Sabía que le importaría un pimiento, pero yo se lo tenía que contar igual. Tenía que decirle a Franco Battiato que sus canciones condujeron mi vida hacia Italia y que ese camino determinó mi vida para siempre.

Se lo dije y, efectivamente, no le interesó demasiado la historia. Pero aquello fue al final de una conversación memorable -para mí-, en la que el maestro me reveló cuáles eran sus álbumes de Franco Battiato favoritos.
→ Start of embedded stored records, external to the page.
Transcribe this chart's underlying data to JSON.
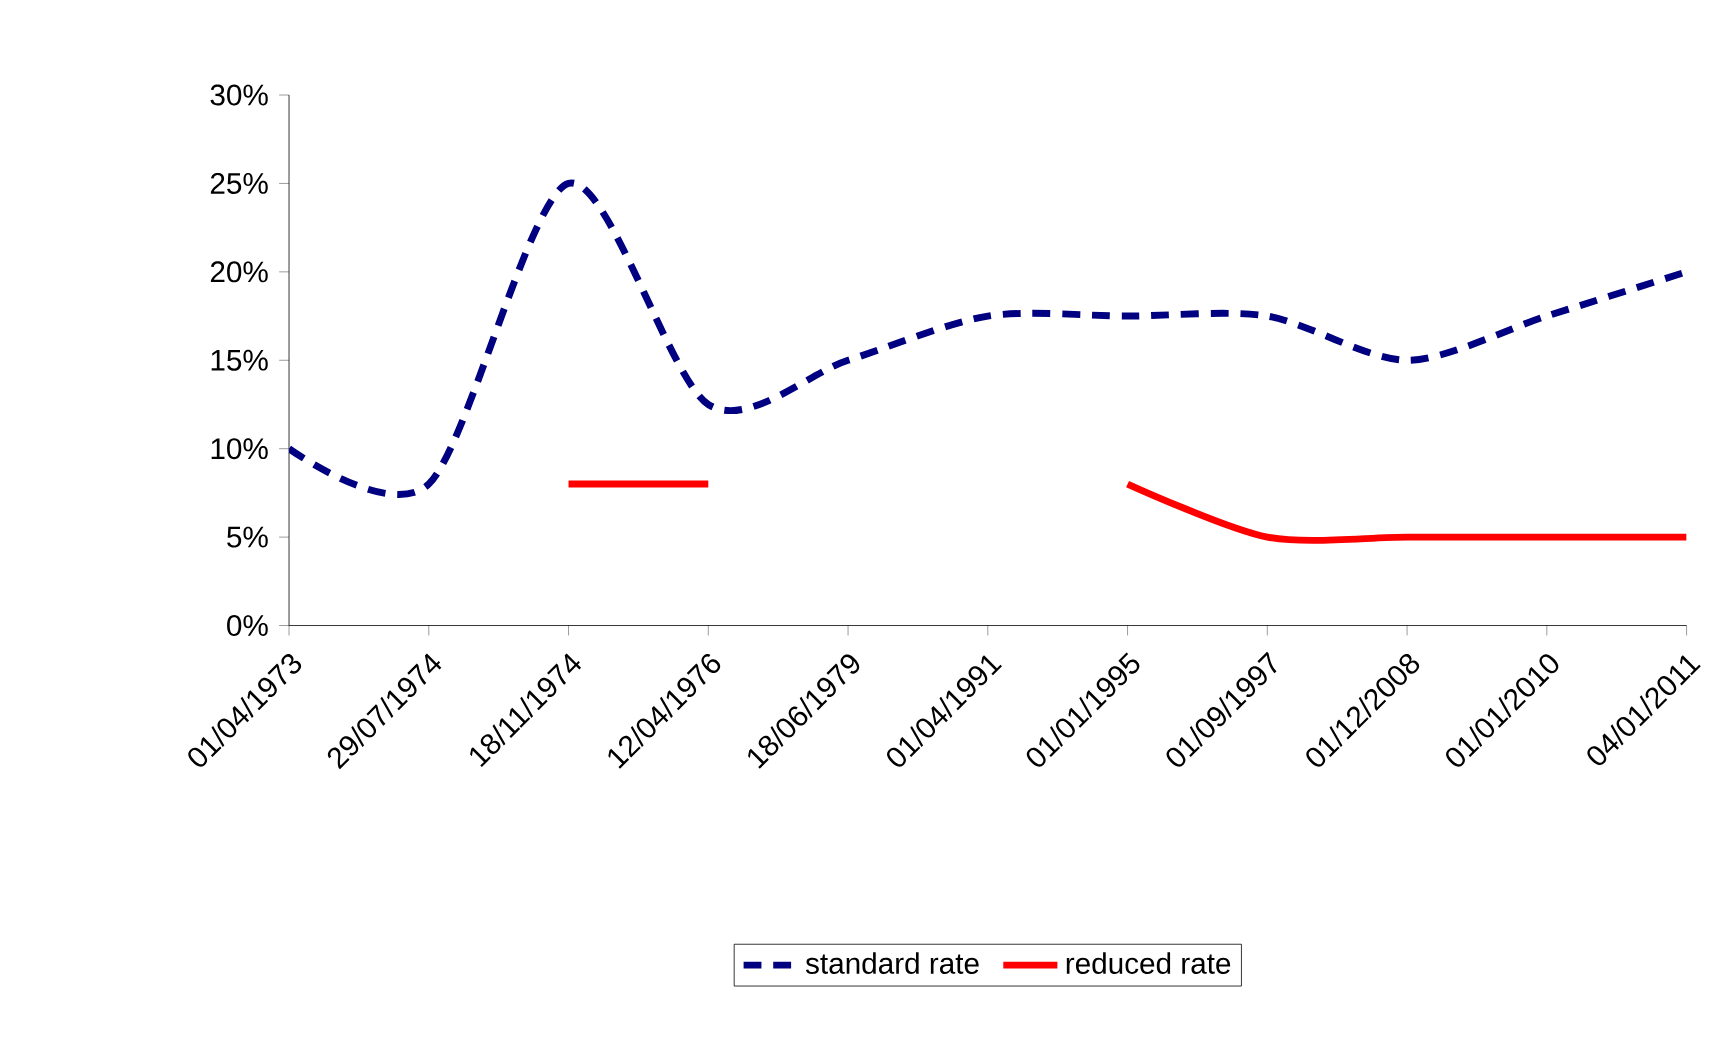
{
  "chart_data": {
    "type": "line",
    "categories": [
      "01/04/1973",
      "29/07/1974",
      "18/11/1974",
      "12/04/1976",
      "18/06/1979",
      "01/04/1991",
      "01/01/1995",
      "01/09/1997",
      "01/12/2008",
      "01/01/2010",
      "04/01/2011"
    ],
    "series": [
      {
        "name": "standard rate",
        "color": "#000080",
        "line_style": "dashed",
        "values": [
          10,
          8,
          25,
          12.5,
          15,
          17.5,
          17.5,
          17.5,
          15,
          17.5,
          20
        ]
      },
      {
        "name": "reduced rate",
        "color": "#ff0000",
        "line_style": "solid",
        "values": [
          null,
          null,
          8,
          8,
          null,
          null,
          8,
          5,
          5,
          5,
          5
        ]
      }
    ],
    "ylim": [
      0,
      30
    ],
    "yticks": [
      {
        "value": 0,
        "label": "0%"
      },
      {
        "value": 5,
        "label": "5%"
      },
      {
        "value": 10,
        "label": "10%"
      },
      {
        "value": 15,
        "label": "15%"
      },
      {
        "value": 20,
        "label": "20%"
      },
      {
        "value": 25,
        "label": "25%"
      },
      {
        "value": 30,
        "label": "30%"
      }
    ],
    "legend": "bottom",
    "marker": "none",
    "grid": false
  }
}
Coincidíamos en algunos. Creo que los de mi lista eran mejores; pero, claro, eso no se lo podía decir. A fin de cuentas él era Franco Battiato.

Me permití observar, en cambio, que sus canciones en español perdían gran parte de su valor maravilloso. Me dio la razón, pero a la noche siguiente cantó sus viejos éxitos en español, una vez más, en el espléndido concierto que ofreció en Madrid.

Le pregunté por su viaje interminable alrededor del mundo, por los resultados de la búsqueda perpetua de la verdad y de la belleza. Me reveló que lo mejor de todo aquello es que había encontrado la paz consigo mismo.

Suele decirse que si conoces a tus ídolos lo más probable es que dejen de serlo. Para mí aquella tarde con Battiato fue uno de los mayores privilegios que me ha dado el oficio de periodista.